Quase dois anos após aterrorizar a zona leste de Franca e matar duas pessoas em menos de 48 horas, Rafael de Assis Bilheiros, 26, enfim, prestou contas à Justiça.

24/03/2006 | Tempo de leitura: 1 min

Imagem do Tribunal do Júri, ontem, no momento do pronunciamento da sentença que deixará Rafael Bilheiros preso por mais de duas décadas: duplo homicídio qualificado
Imagem do Tribunal do Júri, ontem, no momento do pronunciamento da sentença que deixará Rafael Bilheiros preso por mais de duas décadas: duplo homicídio qualificado
Quase dois anos após aterrorizar a zona leste de Franca e matar duas pessoas em menos de 48 horas, Rafael de Assis Bilheiros, 26, enfim, prestou contas à Justiça. “O matador do Paulistano” foi julgado ontem por duplo homicídio qualificado e passará os próximos 24 anos na cadeia.
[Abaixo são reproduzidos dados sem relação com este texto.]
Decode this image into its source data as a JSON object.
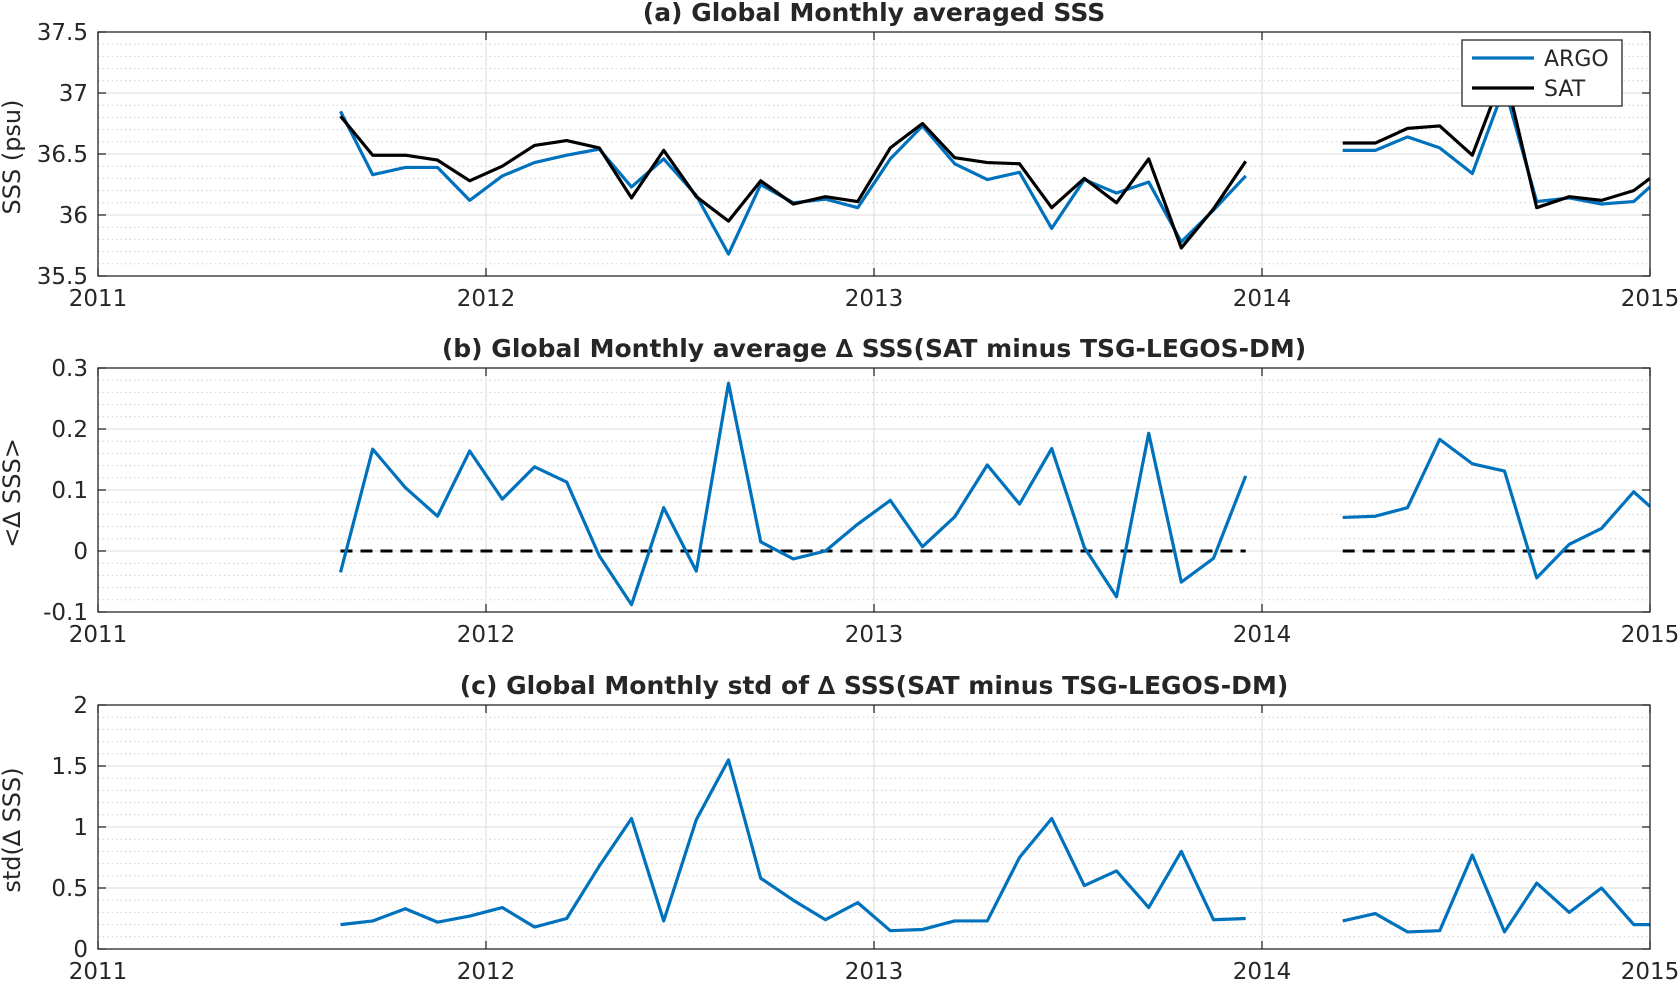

A sentença terá que ser cumprida em regime integralmente fechado. A defesa pode recorrer. Em maio de 2004, Bilheiros protagonizou uma das mais violentas ocorrências policiais já registradas em Franca. Na noite do dia 27, uma sexta-feira, executou Nilton Donizete de Lima, 25, o “Cabelinho”, com dois tiros, no Jardim Paulistano. Após o crime, ficou perambulando pelas ruas do bairro. No domingo, voltou a matar. Desta vez, a vítima foi Wellington Régis Nascimento, 16, o “Lesado”. Preso uma semana depois quando tentava fugir para Juiz de Fora (MG), justificou os assassinatos dizendo que a dupla teria tentado matá-lo no ano anterior. “Eles sabem porque morreram”, disse, na ocasião, ao Comércio. Para a polícia, o motivo de tanta violência seria um acerto de contas motivado por drogas. Depois de preso, Rafael Bilheiros não mais deixou a cadeia. Além de Franca, também ficou recolhido em Ituverava. Deixou a prisão somente ontem e para ser julgado. O Tribunal do Júri decidiu condená-lo a 12 anos de reclusão em cada um dos homicídios cometidos. Os dois crimes foram unificados em um só processo e ele “pegou” um total de 24 anos. “Foi uma condenação justa. Acredito até que a sentença saiu barata para ele, pois cometeu dois homicídios duplamente qualificado. A Justiça deu uma resposta positiva à sociedade. Fiquei satisfeito”, comentou o promotor Cláudio Watanabe Scavassini, que atuou na acusação.